Robert Ball, a former Social Security commissioner under Presidents Kennedy, Johnson, and Nixon, took to the Washington Post op-ed page to argue that Social Security shortfalls are real and can be solved predominantly by tax increases. “It’s the essence of responsibility,” Ball asserts, “to insist on no benefit cuts.”

Instead Ball would raise the payroll tax cap to cover 90 percent of all earnings. The estate tax would be maintained and enlisted in propping up Social Security. Investment is also an option, but for the government rather than individual workers.

Even the usually respectable mix of tax increases and benefit cuts, the last bipartisan fix agreed upon in 1983, is out. Ball says that was fine back then, but would be “wrong today.”

This brings us back to where Marshall and Scheiber have better than half a point. The Social Security trust fund is a polite fiction, an accounting gimmick. The system’s surpluses have been used to augment general revenues and spent on other budget priorities. Preserving those surpluses will probably do more to perpetuate this trend than promote long-term solvency, ensuring that every so many years it will be 1983 all over again.

YET THERE ARE BIGGER THINGS to worry about than the possibility that some rich person somewhere might someday get a tax cut. Under the current laws, the Social Security system promises benefits it cannot afford to pay. Throw in Medicare and Medicaid, and programs that today eat up 40 percent of the federal budget may by 2030 consume 75 percent. Every year reform is delayed, the solutions — both in terms of tax increases and benefit cuts just to pay for the benefits of Americans who are already retired — get worse.

Moving from wage indexing to price indexing would slow the growth of Social Security benefits without shrinking current retirees’ checks. To the extent that this is a benefit cut, it will fall disproportionately on the affluent taxpayers who benefited from the post-Reagan reductions in income tax rates that vex Marshall and Scheiber so.

Add a personal-accounts component and the Social Security reform plan will alleviate Congress’ trust-fund temptations while increasing the rate of return for young taxpayers. This is not a cost-free proposition, given the temporary (but substantial) increase in on-budget debt that would result. But taken together, it could lower the cost of Social Security over the long term without impoverishing retirees.

Such an approach was not controversial among mainstream Democrats during the 1990s, when the nation was under Bill Clinton’s watchful eye.

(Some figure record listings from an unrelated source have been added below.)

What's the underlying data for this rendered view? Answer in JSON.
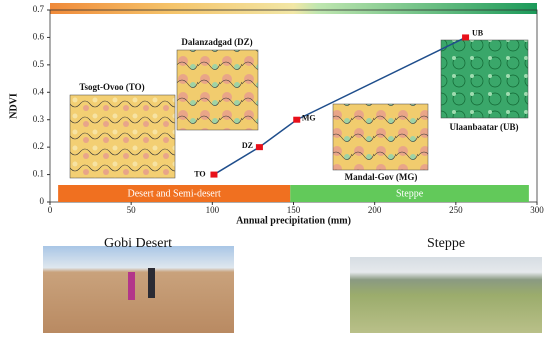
{
  "chart_data": {
    "type": "line",
    "x": [
      101,
      129,
      152,
      256
    ],
    "values": [
      0.1,
      0.2,
      0.3,
      0.6
    ],
    "point_labels": [
      "TO",
      "DZ",
      "MG",
      "UB"
    ],
    "color": "#1f4e8c",
    "marker_color": "#e8101a",
    "xlim": [
      0,
      300
    ],
    "xticks": [
      0,
      50,
      100,
      150,
      200,
      250,
      300
    ],
    "ylim": [
      0,
      0.7
    ],
    "yticks": [
      0,
      0.1,
      0.2,
      0.3,
      0.4,
      0.5,
      0.6,
      0.7
    ],
    "xlabel": "Annual precipitation (mm)",
    "ylabel": "NDVI",
    "zones": [
      {
        "label": "Desert and Semi-desert",
        "range": [
          5,
          148
        ],
        "color": "#f07020"
      },
      {
        "label": "Steppe",
        "range": [
          148,
          295
        ],
        "color": "#62c95a"
      }
    ],
    "annotations": [
      "Tsogt-Ovoo (TO)",
      "Dalanzadgad (DZ)",
      "Mandal-Gov (MG)",
      "Ulaanbaatar (UB)"
    ]
  },
  "photos": [
    "Gobi Desert",
    "Steppe"
  ]
}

Clinton named one Democratic supporter of personal accounts, Bob Kerrey, chairman of an entitlement reform commission. Another, the late Daniel Patrick Moynihan, preceded Hillary Clinton in the Senate from New York.

If these reformist impulses are now passe because Kerrey-Moynihan Democrats were insufficiently enthusiastic about higher taxes, it won’t be right-wingers who destroy Social Security in order to save it.